Current NFT standards on Solana are built on top of SPL Token, which is a fungible token program. A non-fungible is created by adding restrictions to fungible mints – i.e., for a mint to be considered "non-fungible", it must have supply 1, decimals 0 and no mint authority. As a consequence, NFT standards carry "baggage" from the requirements of fungibles to represent non-fungibles. For example, non-fungibles have a supply of 1 by definition, but you still need a separate mint and token accounts.

Requiring a separate mint and token accounts is wasteful and adds complexity (e.g., more accounts validation) to a standard. In the vast majority of the cases, the only information required from a non-fungible token account is the holder (owner) address, given that the amount is always expected to be 1. At the same time, a token account takes 165 bytes of storage. Additionally, SPL Token - even including Token Extensions (a.k.a., SPL Token 2022) - does not enforce constraints to define different token standards.

Since different token standards will usually be defined in separate programs, the end result is a bloated standard with multiple accounts – e.g., mint, token and (potentially) metadata accounts, in addition to SPL Token and a Metadata programs. For most operations, all 5 accounts would be needed to interact with a non-fungible – and there are standards that the number of accounts is even higher.

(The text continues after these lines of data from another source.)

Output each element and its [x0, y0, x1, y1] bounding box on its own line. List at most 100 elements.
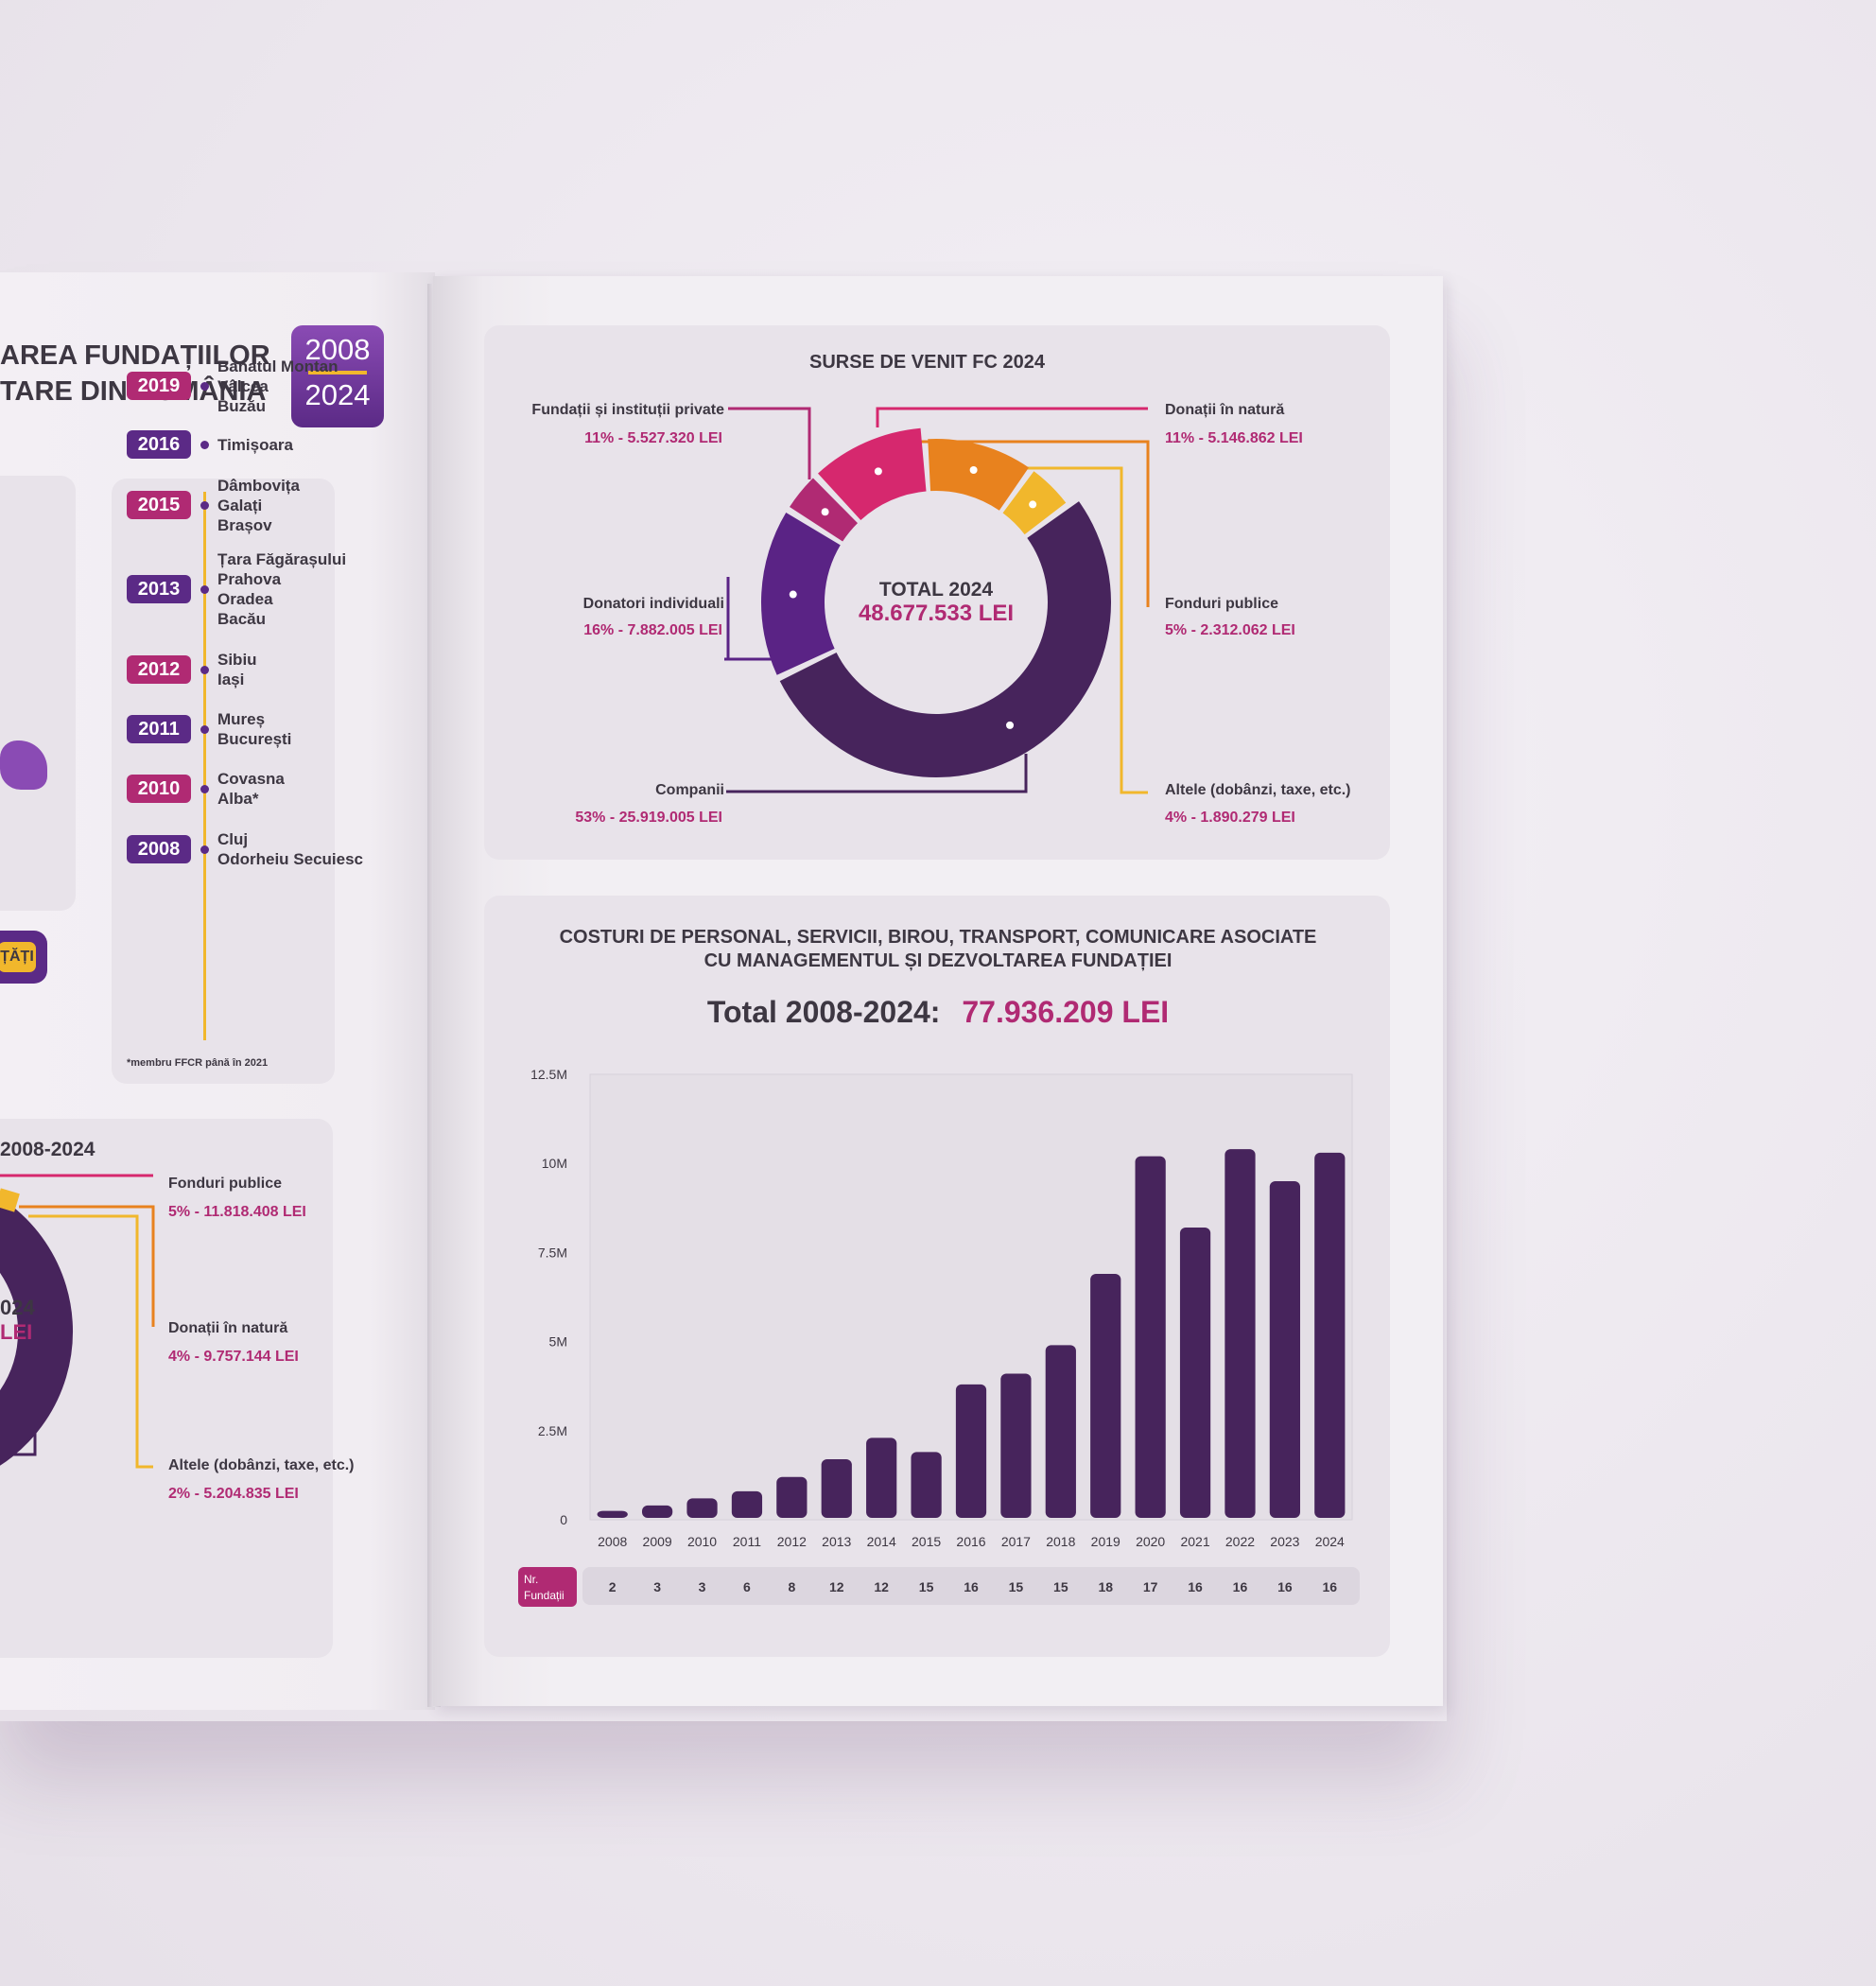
x-axis: 2008 2009 2010 2011 2012 2013 2014 2015 2016 2017…	[598, 1534, 1345, 1549]
bar-2019	[1090, 1274, 1121, 1518]
city-name: Galați	[217, 496, 263, 514]
label-fonduri-value: 5% - 2.312.062 LEI	[1165, 622, 1295, 638]
count-row-background	[582, 1567, 1360, 1605]
city-name: Sibiu	[217, 651, 257, 669]
badge-divider	[308, 371, 367, 375]
bar-2020	[1135, 1156, 1166, 1518]
year-badge-2008: 2008	[127, 835, 191, 863]
left-label-fonduri-value: 5% - 11.818.408 LEI	[168, 1204, 306, 1220]
leader-companii	[726, 754, 1028, 793]
donut-slice-companii	[779, 501, 1111, 777]
donut-slice-marker	[789, 590, 797, 599]
year-badge-2016: 2016	[127, 430, 191, 459]
timeline-dot	[200, 785, 209, 793]
map-panel	[0, 476, 76, 911]
timeline-cities-2010: Covasna Alba*	[217, 769, 285, 809]
donut-slice-marker	[821, 508, 829, 516]
city-name: Prahova	[217, 570, 282, 588]
timeline-cities-2015: Dâmbovița Galați Brașov	[217, 476, 300, 535]
city-name: Mureș	[217, 710, 266, 728]
counties-button[interactable]: ȚĂȚI	[0, 931, 47, 984]
count-2021: 16	[1188, 1579, 1203, 1594]
label-altele-value: 4% - 1.890.279 LEI	[1165, 810, 1295, 826]
left-donut-fragment	[0, 1188, 74, 1466]
count-2018: 15	[1053, 1579, 1068, 1594]
bar-2017	[1000, 1373, 1032, 1518]
bar-2015	[911, 1452, 942, 1518]
left-label-donatii-value: 4% - 9.757.144 LEI	[168, 1349, 299, 1365]
timeline-cities-2011: Mureș București	[217, 709, 291, 749]
bar-2023	[1269, 1181, 1301, 1518]
bar-2022	[1225, 1149, 1256, 1518]
count-2016: 16	[964, 1579, 979, 1594]
count-2011: 6	[743, 1579, 751, 1594]
count-2020: 17	[1143, 1579, 1158, 1594]
x-tick-label: 2022	[1225, 1534, 1255, 1549]
timeline-cities-2019: Banatul Montan Vâlcea Buzău	[217, 357, 339, 416]
city-name: Banatul Montan	[217, 357, 339, 375]
left-leader-donatii	[19, 1205, 155, 1327]
x-tick-label: 2019	[1091, 1534, 1120, 1549]
count-row-label-line1: Nr.	[524, 1573, 538, 1586]
donut-slice-marker	[969, 465, 978, 474]
count-2010: 3	[699, 1579, 706, 1594]
left-donut-yellow	[0, 1188, 20, 1212]
right-page: SURSE DE VENIT FC 2024 TOTAL 2024 48.677…	[433, 276, 1443, 1706]
costs-bar-chart: 0 2.5M 5M 7.5M 10M 12.5M 2008 2009 2010 2011 2012…	[518, 1067, 1360, 1607]
label-altele-name: Altele (dobânzi, taxe, etc.)	[1165, 782, 1351, 798]
x-tick-label: 2024	[1315, 1534, 1345, 1549]
city-name: Covasna	[217, 770, 285, 788]
leader-fonduri	[906, 440, 1150, 607]
label-fonduri-name: Fonduri publice	[1165, 596, 1278, 612]
x-tick-label: 2018	[1046, 1534, 1075, 1549]
bar-2011	[731, 1490, 763, 1518]
timeline-footnote: *membru FFCR până în 2021	[127, 1057, 269, 1069]
x-tick-label: 2017	[1001, 1534, 1031, 1549]
count-2022: 16	[1233, 1579, 1248, 1594]
left-label-altele-value: 2% - 5.204.835 LEI	[168, 1486, 299, 1502]
x-tick-label: 2012	[777, 1534, 807, 1549]
y-axis: 0 2.5M 5M 7.5M 10M 12.5M	[530, 1067, 567, 1527]
year-range-badge: 2008 2024	[291, 325, 384, 427]
city-name: București	[217, 730, 292, 748]
x-tick-label: 2008	[598, 1534, 627, 1549]
donut-slice-marker	[874, 467, 882, 476]
count-2014: 12	[874, 1579, 889, 1594]
x-tick-label: 2011	[733, 1534, 761, 1549]
x-tick-label: 2010	[687, 1534, 717, 1549]
left-leader-lines	[0, 1174, 155, 1469]
bar-2009	[641, 1505, 673, 1518]
badge-year-end: 2024	[304, 378, 371, 411]
donut-slice-marker	[1006, 721, 1015, 729]
counties-button-label: ȚĂȚI	[0, 942, 36, 972]
costs-title-line1: COSTURI DE PERSONAL, SERVICII, BIROU, TR…	[559, 927, 1317, 948]
count-2013: 12	[829, 1579, 844, 1594]
year-badge-2015: 2015	[127, 491, 191, 519]
city-name: Buzău	[217, 396, 266, 415]
year-badge-2019: 2019	[127, 372, 191, 400]
timeline-dot	[200, 382, 209, 391]
x-tick-label: 2023	[1270, 1534, 1299, 1549]
donut-slice-marker	[1029, 500, 1037, 509]
bar-2010	[686, 1498, 718, 1518]
y-tick-label: 0	[560, 1512, 567, 1527]
costs-total-value: 77.936.209 LEI	[962, 995, 1170, 1029]
romania-map-fragment	[0, 740, 47, 790]
leader-donatori-v	[726, 577, 772, 661]
left-label-donatii-name: Donații în natură	[168, 1320, 288, 1336]
label-donatii-natura-name: Donații în natură	[1165, 402, 1285, 418]
left-page: AREA FUNDAȚIILOR TARE DIN ROMÂNIA 2008 2…	[0, 272, 435, 1710]
label-fundatii-value: 11% - 5.527.320 LEI	[584, 430, 722, 446]
timeline-dot	[200, 845, 209, 854]
count-2008: 2	[609, 1579, 617, 1594]
x-tick-label: 2015	[912, 1534, 941, 1549]
city-name: Dâmbovița	[217, 476, 300, 495]
city-name: Cluj	[217, 830, 249, 848]
label-donatori-value: 16% - 7.882.005 LEI	[583, 622, 722, 638]
y-tick-label: 12.5M	[530, 1067, 567, 1082]
count-row-label-line2: Fundații	[524, 1589, 565, 1602]
bar-2024	[1314, 1152, 1346, 1518]
x-tick-label: 2013	[822, 1534, 851, 1549]
costs-total-label: Total 2008-2024:	[706, 995, 941, 1029]
left-leader-altele	[28, 1214, 153, 1469]
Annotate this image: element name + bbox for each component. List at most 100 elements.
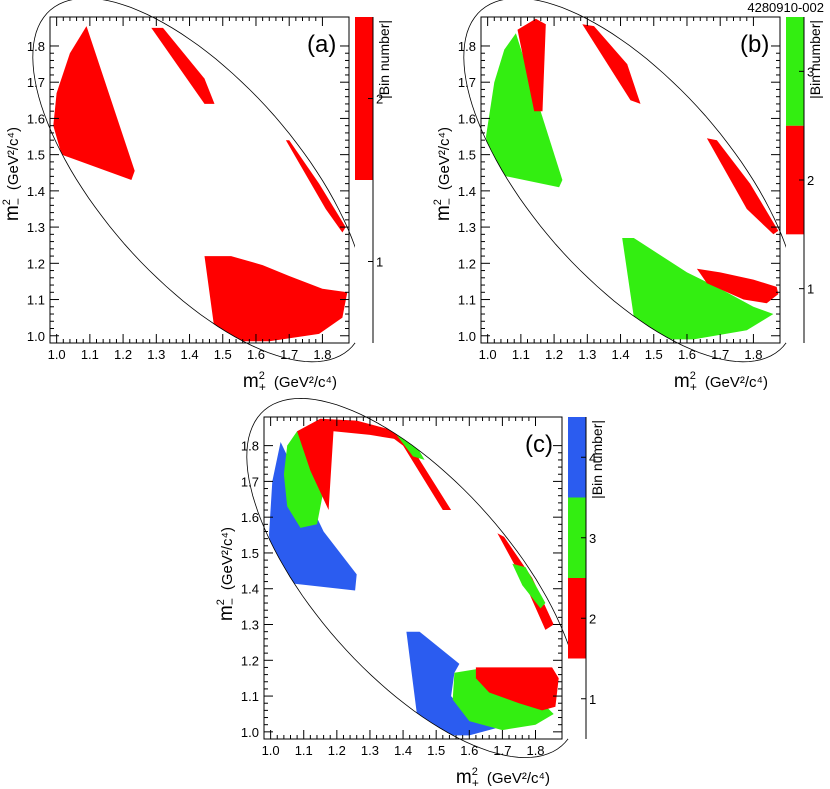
panel-label: (c) bbox=[525, 431, 553, 458]
y-tick-label: 1.4 bbox=[27, 184, 45, 199]
colorbar: 1 2 3|Bin number| bbox=[786, 17, 823, 343]
colorbar-title: |Bin number| bbox=[807, 20, 823, 99]
x-tick-label: 1.4 bbox=[180, 347, 198, 362]
panel-label: (b) bbox=[740, 31, 769, 58]
y-tick-label: 1.3 bbox=[27, 220, 45, 235]
x-tick-label: 1.7 bbox=[711, 347, 729, 362]
y-tick-label: 1.5 bbox=[27, 148, 45, 163]
bin-region-green bbox=[622, 238, 774, 340]
colorbar-tick-label: 1 bbox=[376, 255, 383, 270]
x-tick-label: 1.5 bbox=[427, 743, 445, 758]
bin-region-red bbox=[475, 667, 559, 711]
figure-id: 4280910-002 bbox=[747, 0, 824, 15]
x-tick-label: 1.4 bbox=[394, 743, 412, 758]
colorbar-segment-red bbox=[568, 578, 586, 659]
bin-region-green bbox=[396, 434, 425, 460]
x-tick-label: 1.7 bbox=[493, 743, 511, 758]
x-tick-label: 1.1 bbox=[81, 347, 99, 362]
colorbar-tick-label: 3 bbox=[589, 531, 596, 546]
x-tick-label: 1.3 bbox=[578, 347, 596, 362]
y-tick-label: 1.0 bbox=[27, 329, 45, 344]
bin-region-red bbox=[285, 140, 346, 233]
x-tick-label: 1.0 bbox=[262, 743, 280, 758]
y-tick-label: 1.4 bbox=[241, 582, 259, 597]
colorbar-segment-red bbox=[786, 125, 804, 235]
panel-a: 1.0 1.1 1.2 1.3 1.4 1.5 1.6 1.7 1.8 1.0 1.1 1.2 1.3 1… bbox=[1, 0, 392, 394]
kinematic-boundary bbox=[246, 397, 580, 759]
y-tick-label: 1.3 bbox=[241, 618, 259, 633]
y-tick-label: 1.8 bbox=[27, 39, 45, 54]
bin-region-red bbox=[517, 18, 546, 112]
y-axis-label: m2−(GeV²/c⁴) bbox=[432, 127, 456, 221]
x-tick-label: 1.3 bbox=[147, 347, 165, 362]
x-tick-label: 1.5 bbox=[214, 347, 232, 362]
bin-region-green bbox=[512, 563, 546, 609]
colorbar-segment-white bbox=[568, 658, 586, 739]
y-tick-label: 1.1 bbox=[241, 689, 259, 704]
x-tick-label: 1.3 bbox=[361, 743, 379, 758]
x-tick-label: 1.2 bbox=[114, 347, 132, 362]
colorbar-segment-white bbox=[786, 234, 804, 343]
x-tick-label: 1.1 bbox=[512, 347, 530, 362]
x-tick-label: 1.8 bbox=[313, 347, 331, 362]
y-tick-label: 1.6 bbox=[458, 111, 476, 126]
bin-region-green bbox=[452, 669, 554, 731]
bin-regions bbox=[269, 418, 559, 736]
y-tick-label: 1.2 bbox=[27, 256, 45, 271]
x-tick-label: 1.1 bbox=[295, 743, 313, 758]
y-tick-label: 1.2 bbox=[458, 256, 476, 271]
bin-region-red bbox=[696, 268, 779, 304]
bin-region-red bbox=[204, 256, 348, 342]
panel-b: 1.0 1.1 1.2 1.3 1.4 1.5 1.6 1.7 1.8 1.0 1.1 1.2 1.3 1… bbox=[432, 0, 823, 394]
bin-region-blue bbox=[406, 631, 496, 736]
colorbar-tick-label: 2 bbox=[589, 611, 596, 626]
bin-region-red bbox=[706, 138, 779, 235]
x-tick-label: 1.7 bbox=[280, 347, 298, 362]
y-tick-label: 1.8 bbox=[458, 39, 476, 54]
bin-regions bbox=[486, 18, 779, 340]
colorbar-segment-green bbox=[786, 17, 804, 126]
y-tick-label: 1.4 bbox=[458, 184, 476, 199]
bin-region-red bbox=[297, 418, 404, 510]
panel-label: (a) bbox=[307, 31, 336, 58]
colorbar-title: |Bin number| bbox=[376, 20, 392, 99]
y-tick-label: 1.7 bbox=[458, 75, 476, 90]
x-tick-label: 1.2 bbox=[545, 347, 563, 362]
x-axis-label: m2 + (GeV²/c⁴) bbox=[456, 766, 550, 789]
x-tick-label: 1.6 bbox=[678, 347, 696, 362]
y-tick-label: 1.5 bbox=[458, 148, 476, 163]
x-axis-label: m2 + (GeV²/c⁴) bbox=[674, 370, 768, 394]
y-tick-label: 1.1 bbox=[27, 293, 45, 308]
bin-regions bbox=[53, 26, 348, 342]
panel-c: 1.0 1.1 1.2 1.3 1.4 1.5 1.6 1.7 1.8 1.0 1.1 1.2 1.3 1… bbox=[215, 397, 605, 789]
colorbar-segment-green bbox=[568, 497, 586, 578]
x-axis-label: m2 + (GeV²/c⁴) bbox=[243, 370, 337, 394]
x-tick-label: 1.4 bbox=[611, 347, 629, 362]
bin-region-red bbox=[582, 24, 641, 104]
colorbar-tick-label: 4 bbox=[589, 450, 596, 465]
x-tick-label: 1.5 bbox=[645, 347, 663, 362]
colorbar-segment-red bbox=[355, 17, 373, 180]
bin-region-red bbox=[151, 27, 215, 104]
x-tick-label: 1.0 bbox=[48, 347, 66, 362]
colorbar: 1 2 3 4|Bin number| bbox=[568, 417, 605, 739]
y-tick-label: 1.7 bbox=[241, 474, 259, 489]
y-tick-label: 1.3 bbox=[458, 220, 476, 235]
colorbar: 1 2|Bin number| bbox=[355, 17, 392, 343]
y-tick-label: 1.1 bbox=[458, 293, 476, 308]
colorbar-tick-label: 3 bbox=[807, 64, 814, 79]
colorbar-title: |Bin number| bbox=[589, 420, 605, 499]
bin-region-green bbox=[486, 33, 563, 188]
colorbar-tick-label: 1 bbox=[807, 282, 814, 297]
y-axis-label: m2−(GeV²/c⁴) bbox=[215, 527, 239, 621]
colorbar-segment-blue bbox=[568, 417, 586, 498]
x-tick-label: 1.8 bbox=[526, 743, 544, 758]
colorbar-tick-label: 2 bbox=[376, 92, 383, 107]
x-tick-label: 1.0 bbox=[479, 347, 497, 362]
plot-frame bbox=[263, 416, 563, 740]
kinematic-boundary bbox=[32, 0, 367, 363]
y-tick-label: 1.0 bbox=[241, 725, 259, 740]
kinematic-boundary bbox=[463, 0, 798, 363]
y-tick-label: 1.8 bbox=[241, 439, 259, 454]
colorbar-segment-white bbox=[355, 180, 373, 343]
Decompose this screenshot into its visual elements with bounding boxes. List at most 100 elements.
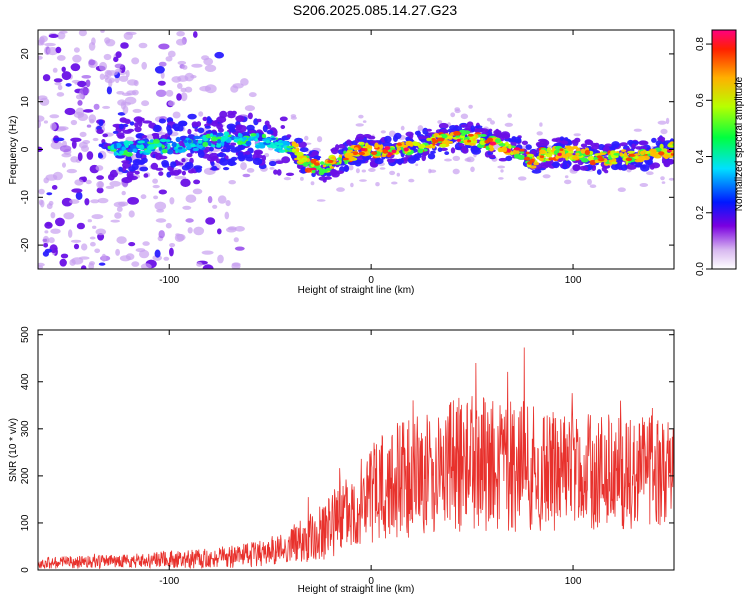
heatmap-cell bbox=[71, 257, 84, 265]
heatmap-cell bbox=[533, 161, 540, 166]
heatmap-cell bbox=[38, 55, 43, 60]
heatmap-cell bbox=[202, 137, 209, 142]
heatmap-cell bbox=[116, 206, 123, 212]
heatmap-cell bbox=[114, 63, 124, 69]
heatmap-cell bbox=[242, 136, 248, 140]
heatmap-cell bbox=[523, 156, 531, 161]
heatmap-cell bbox=[304, 135, 309, 141]
heatmap-cell bbox=[545, 152, 553, 158]
heatmap-cell bbox=[545, 162, 550, 166]
heatmap-cell bbox=[299, 147, 309, 153]
snr-x-label: Height of straight line (km) bbox=[298, 584, 415, 595]
heatmap-cell bbox=[84, 198, 90, 206]
heatmap-cell bbox=[456, 138, 461, 142]
heatmap-cell bbox=[229, 127, 236, 132]
heatmap-cell bbox=[196, 121, 202, 127]
spectrogram-y-tick-label: 10 bbox=[20, 96, 31, 108]
heatmap-cell bbox=[320, 161, 325, 166]
heatmap-cell bbox=[100, 30, 105, 33]
heatmap-cell bbox=[417, 136, 425, 140]
colorbar-tick-label: 0.8 bbox=[695, 37, 706, 51]
heatmap-cell bbox=[395, 158, 404, 164]
heatmap-cell bbox=[184, 72, 194, 82]
snr-y-tick-label: 0 bbox=[20, 567, 31, 573]
heatmap-cell bbox=[384, 146, 391, 151]
heatmap-cell bbox=[668, 177, 674, 181]
heatmap-cell bbox=[98, 153, 104, 159]
heatmap-cell bbox=[175, 136, 181, 143]
heatmap-cell bbox=[209, 133, 214, 137]
heatmap-cell bbox=[382, 142, 393, 148]
heatmap-cell bbox=[107, 145, 111, 150]
heatmap-cell bbox=[116, 132, 125, 138]
heatmap-cell bbox=[317, 136, 323, 143]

Nifty Asset takes a different approach and re-imagines how non-fungibles are represented on Solana. In essense, a non-fungible asset is a unique slab of bytes on the blockchain identified by an address and it has an specific holder. When you transfer the "ownership" of this slab of bytes, you are changing the holder information of it. The contents of a non-fungible is as flexible as possible, given that they are "just" a slab of bytes – all data can be on-chain, or it can have "pointers" to external resources.

Following this approach, Nifty Asset was created to represent non-fungible assets with performance and composability in mind:

The program is lightweight and uses a minimal set of accounts (single account to represent an asset). All design decisions were made to optimize compute units consumption. Zero-copy (bytemuck) is used to avoid (de-)serialization overheads.